Trust me. Revocable trusts are incredibly easy to set up, and require basically no management once they are set up. Re-title fixed assets like your real estate into the trust (that’s a simple Quit Claim or Warranty Deed, which most lawyers can prepare for $100 or so). Upon your death, your named trustees take control of the property in the trust, without the property actually changing hands (the trust continues to own it). That avoids probate and inheritance taxes. Did you know probate alone, which is what kicks in if you merely will property to someone, can eat up 3-4% of the asset’s values in fees? Don’t forget about “other” property too, like vacation properties, timeshares, art, or anything with a title of ownership. Most importantly, a trust lets a named trustee act on your behalf if you’re incapacitated – something that’s actually more likely to happen as you get older.

Medical concerns. A Living Will and Medical Power of Attorney can allow someone – like a spouse – to make medical decisions on your behalf should you be unable to do so at the time. And don’t think for a second that simply being married will accomplish the same thing – there have been numerous your cases (remember Terry Shaivo?) where marriage wasn’t a strong enough protection. A signed PoA stands up much stronger in court.

None of these things need to take up a lot of your time. An hour or two with a lawyer, a relatively modest fee, and it’s all set up.

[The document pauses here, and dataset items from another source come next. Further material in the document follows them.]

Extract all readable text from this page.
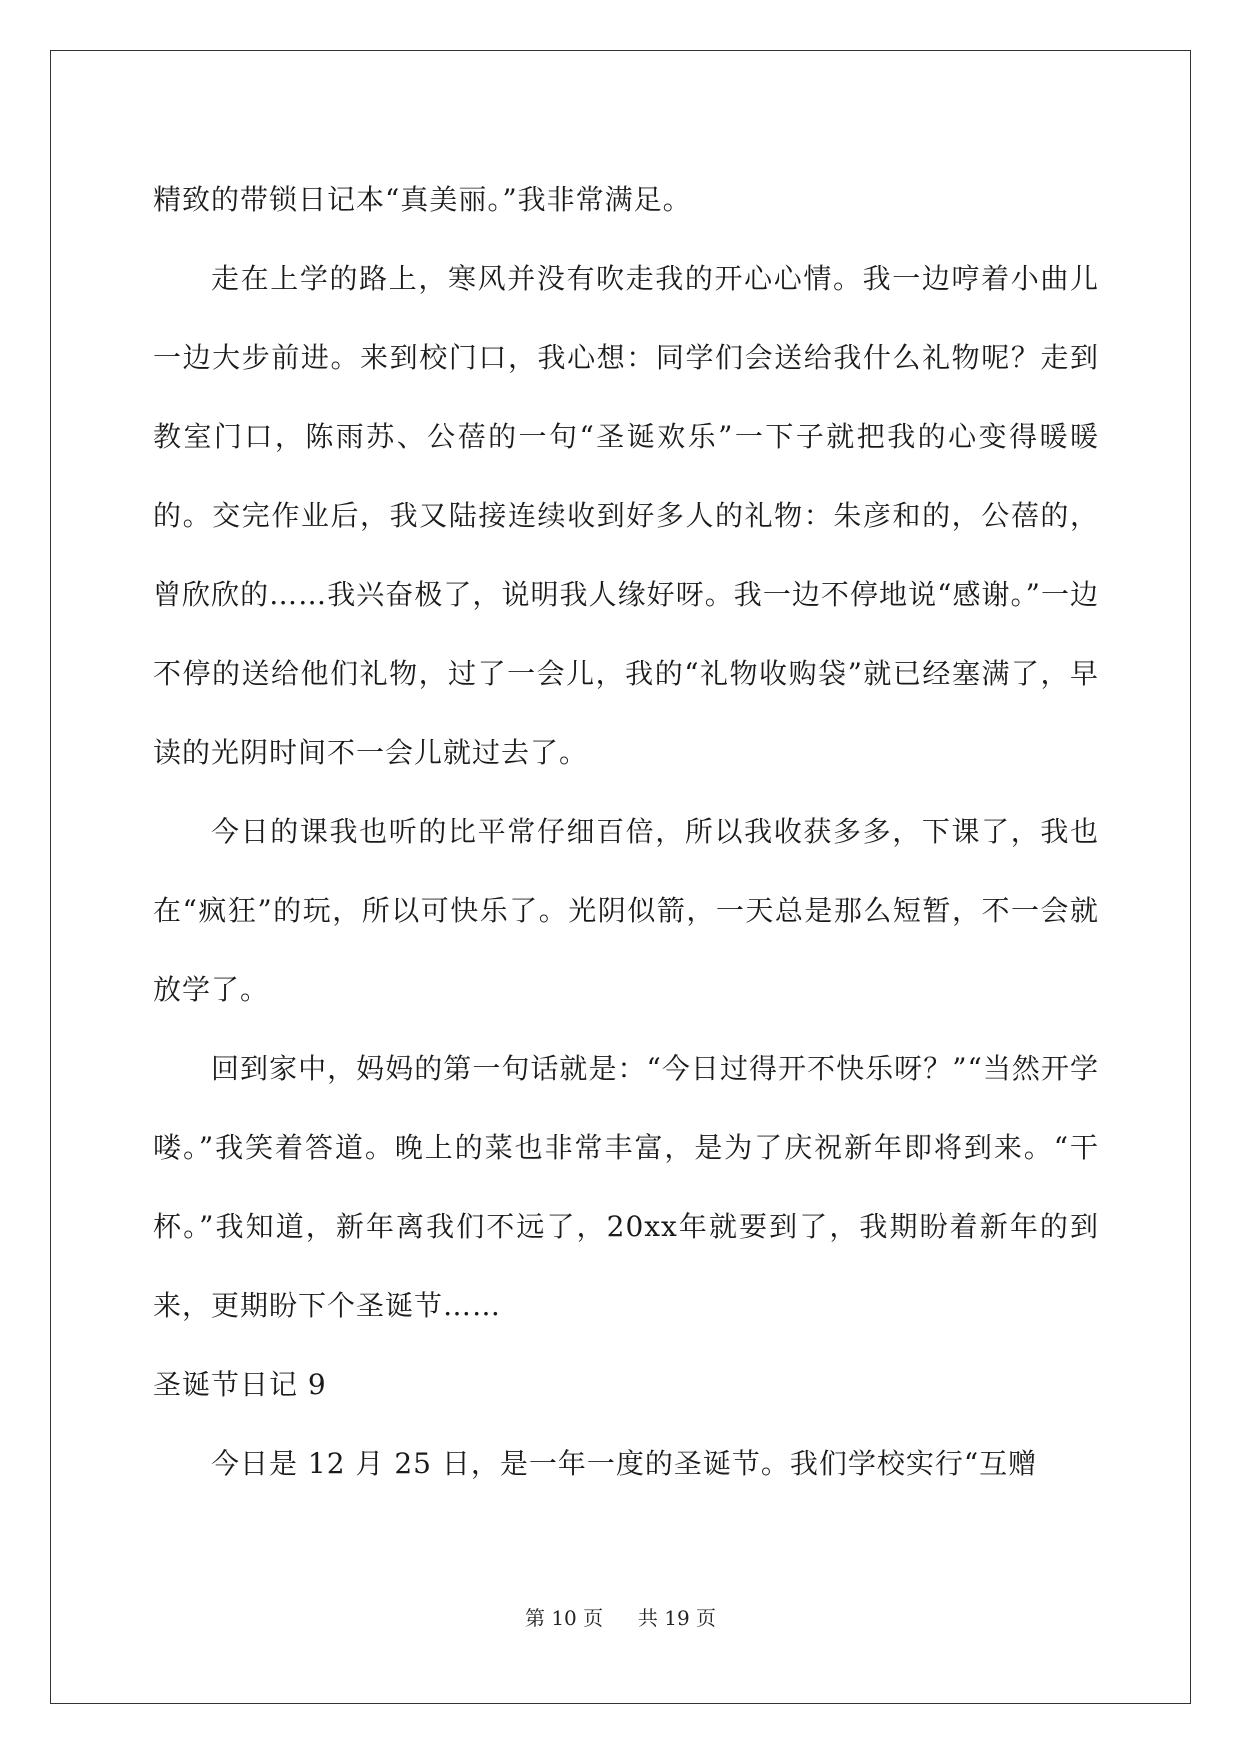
精致的带锁日记本“真美丽。”我非常满足。

走在上学的路上，寒风并没有吹走我的开心心情。我一边哼着小曲儿一边大步前进。来到校门口，我心想：同学们会送给我什么礼物呢？走到教室门口，陈雨苏、公蓓的一句“圣诞欢乐”一下子就把我的心变得暖暖的。交完作业后，我又陆接连续收到好多人的礼物：朱彦和的，公蓓的，曾欣欣的……我兴奋极了，说明我人缘好呀。我一边不停地说“感谢。”一边不停的送给他们礼物，过了一会儿，我的“礼物收购袋”就已经塞满了，早读的光阴时间不一会儿就过去了。

今日的课我也听的比平常仔细百倍，所以我收获多多，下课了，我也在“疯狂”的玩，所以可快乐了。光阴似箭，一天总是那么短暂，不一会就放学了。

回到家中，妈妈的第一句话就是：“今日过得开不快乐呀？”“当然开学喽。”我笑着答道。晚上的菜也非常丰富，是为了庆祝新年即将到来。“干杯。”我知道，新年离我们不远了，20xx年就要到了，我期盼着新年的到来，更期盼下个圣诞节……

圣诞节日记 9

今日是 12 月 25 日，是一年一度的圣诞节。我们学校实行“互赠

第 10 页 共 19 页
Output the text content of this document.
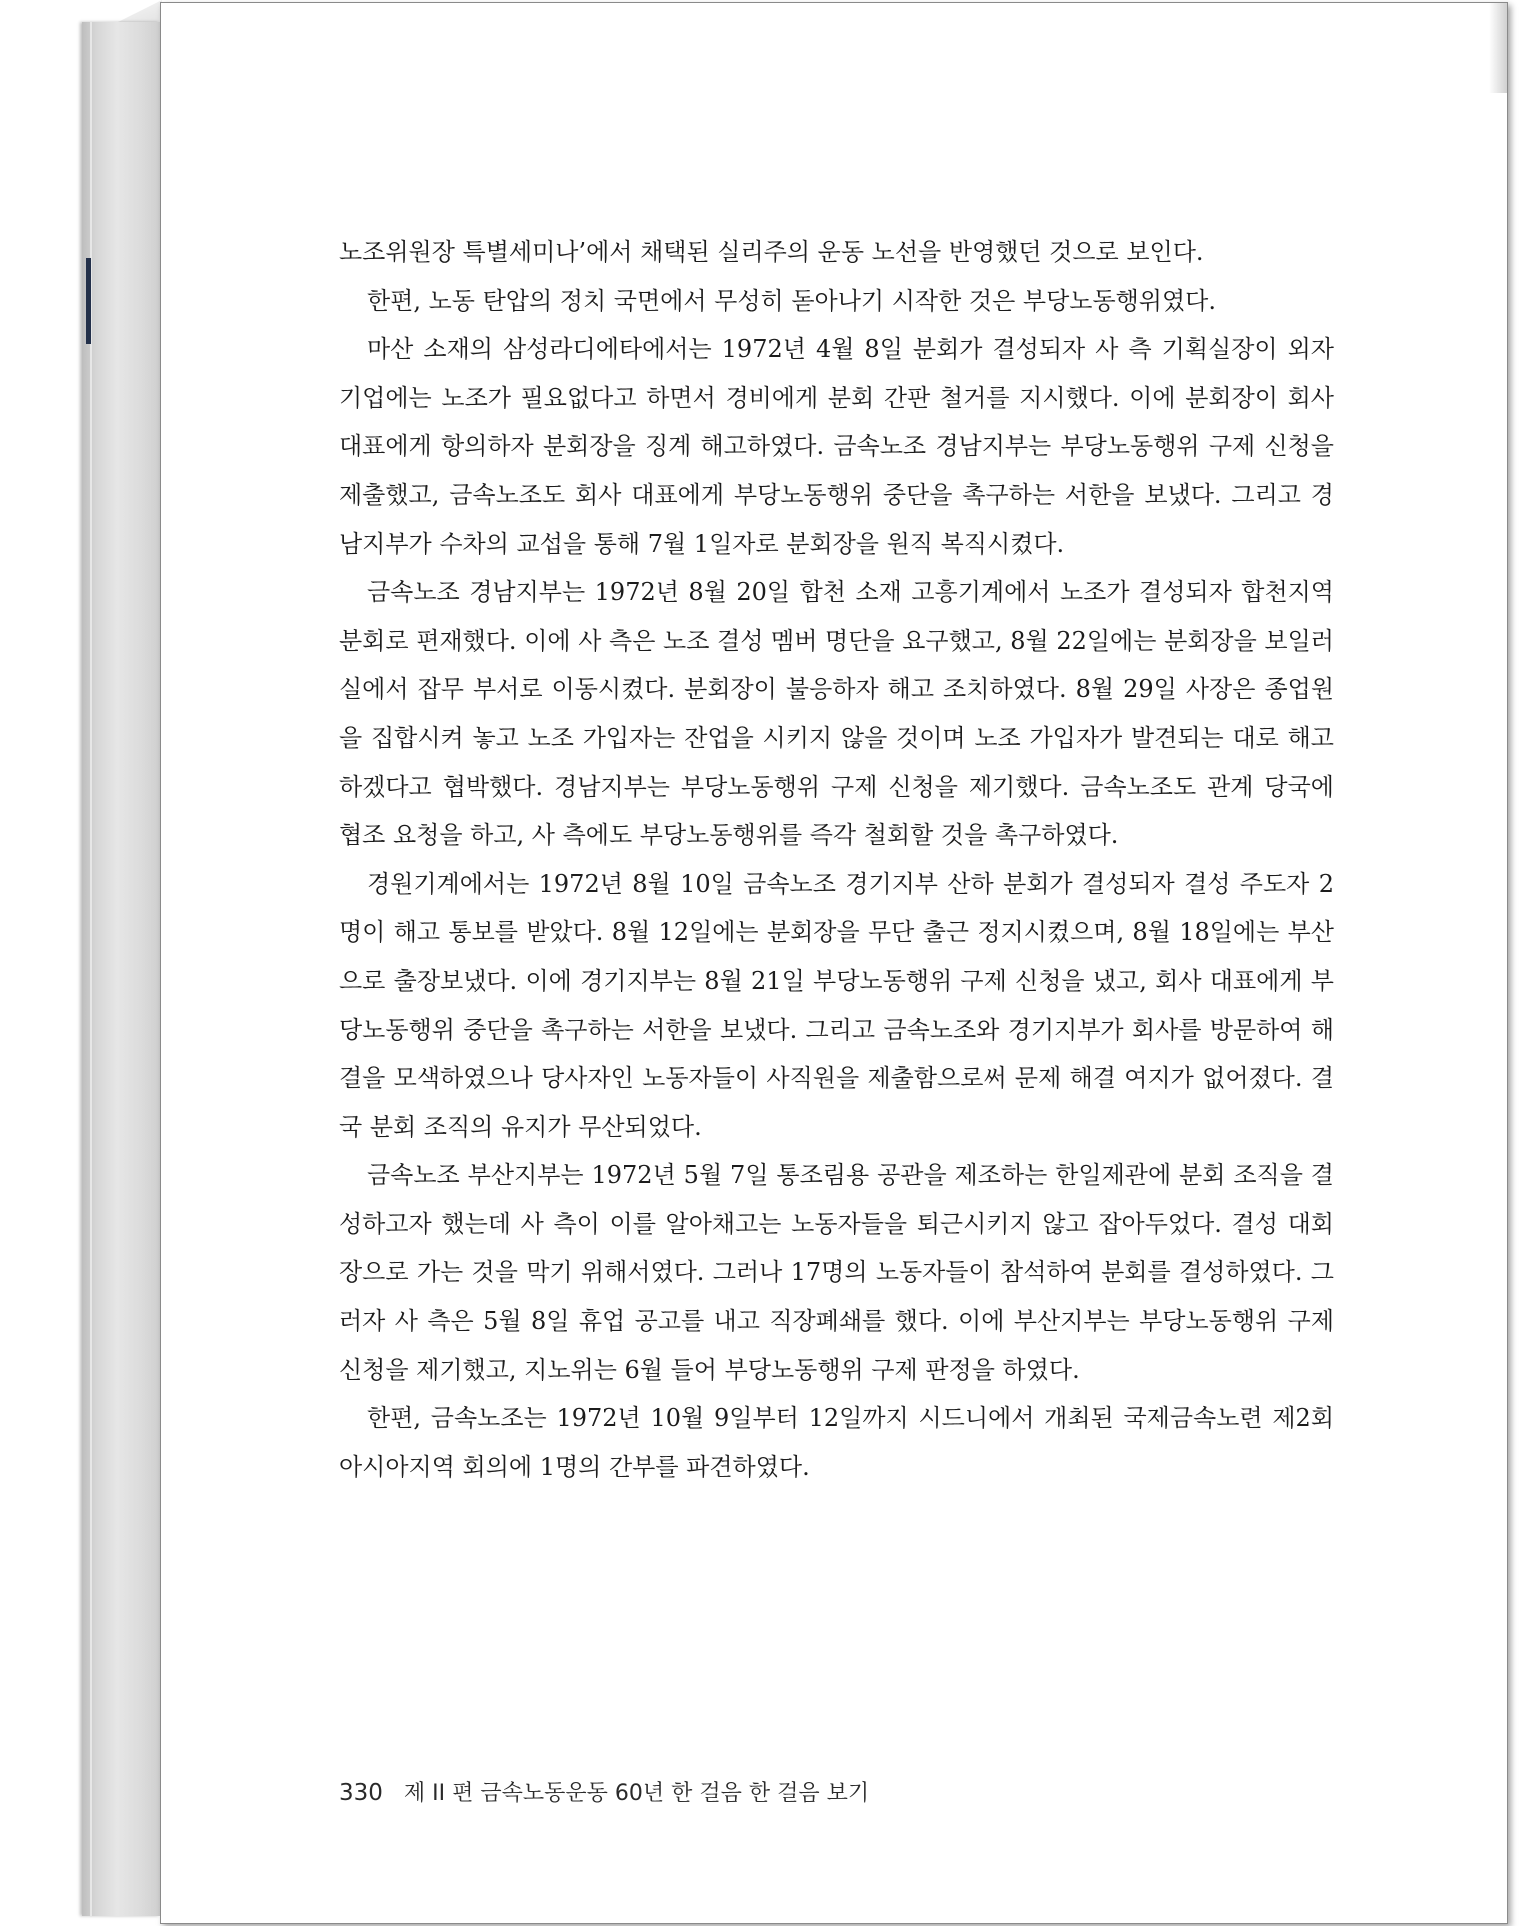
노조위원장 특별세미나’에서 채택된 실리주의 운동 노선을 반영했던 것으로 보인다.

한편, 노동 탄압의 정치 국면에서 무성히 돋아나기 시작한 것은 부당노동행위였다.

마산 소재의 삼성라디에타에서는 1972년 4월 8일 분회가 결성되자 사 측 기획실장이 외자 기업에는 노조가 필요없다고 하면서 경비에게 분회 간판 철거를 지시했다. 이에 분회장이 회사 대표에게 항의하자 분회장을 징계 해고하였다. 금속노조 경남지부는 부당노동행위 구제 신청을 제출했고, 금속노조도 회사 대표에게 부당노동행위 중단을 촉구하는 서한을 보냈다. 그리고 경남지부가 수차의 교섭을 통해 7월 1일자로 분회장을 원직 복직시켰다.

금속노조 경남지부는 1972년 8월 20일 합천 소재 고흥기계에서 노조가 결성되자 합천지역분회로 편재했다. 이에 사 측은 노조 결성 멤버 명단을 요구했고, 8월 22일에는 분회장을 보일러실에서 잡무 부서로 이동시켰다. 분회장이 불응하자 해고 조치하였다. 8월 29일 사장은 종업원을 집합시켜 놓고 노조 가입자는 잔업을 시키지 않을 것이며 노조 가입자가 발견되는 대로 해고하겠다고 협박했다. 경남지부는 부당노동행위 구제 신청을 제기했다. 금속노조도 관계 당국에 협조 요청을 하고, 사 측에도 부당노동행위를 즉각 철회할 것을 촉구하였다.

경원기계에서는 1972년 8월 10일 금속노조 경기지부 산하 분회가 결성되자 결성 주도자 2명이 해고 통보를 받았다. 8월 12일에는 분회장을 무단 출근 정지시켰으며, 8월 18일에는 부산으로 출장보냈다. 이에 경기지부는 8월 21일 부당노동행위 구제 신청을 냈고, 회사 대표에게 부당노동행위 중단을 촉구하는 서한을 보냈다. 그리고 금속노조와 경기지부가 회사를 방문하여 해결을 모색하였으나 당사자인 노동자들이 사직원을 제출함으로써 문제 해결 여지가 없어졌다. 결국 분회 조직의 유지가 무산되었다.

금속노조 부산지부는 1972년 5월 7일 통조림용 공관을 제조하는 한일제관에 분회 조직을 결성하고자 했는데 사 측이 이를 알아채고는 노동자들을 퇴근시키지 않고 잡아두었다. 결성 대회장으로 가는 것을 막기 위해서였다. 그러나 17명의 노동자들이 참석하여 분회를 결성하였다. 그러자 사 측은 5월 8일 휴업 공고를 내고 직장폐쇄를 했다. 이에 부산지부는 부당노동행위 구제 신청을 제기했고, 지노위는 6월 들어 부당노동행위 구제 판정을 하였다.

한편, 금속노조는 1972년 10월 9일부터 12일까지 시드니에서 개최된 국제금속노련 제2회 아시아지역 회의에 1명의 간부를 파견하였다.

330 제 II 편 금속노동운동 60년 한 걸음 한 걸음 보기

Most of it’s set up in a way you can easily modify on your own – such as amending your trust to change the list of successor trustees who take over from you. None of these should create any tax difficulties (ask your lawyer, to be sure) or ongoing pain. And they’re an essential part of making sure you’re not leaving a massive legal burden for whoever comes after you. Even simply leaving a house to someone in a will can mean months of legal wrangling, probate fees, and other headaches – don’t do that to someone. Take some time in 2015 to make sure you’re life’s in order.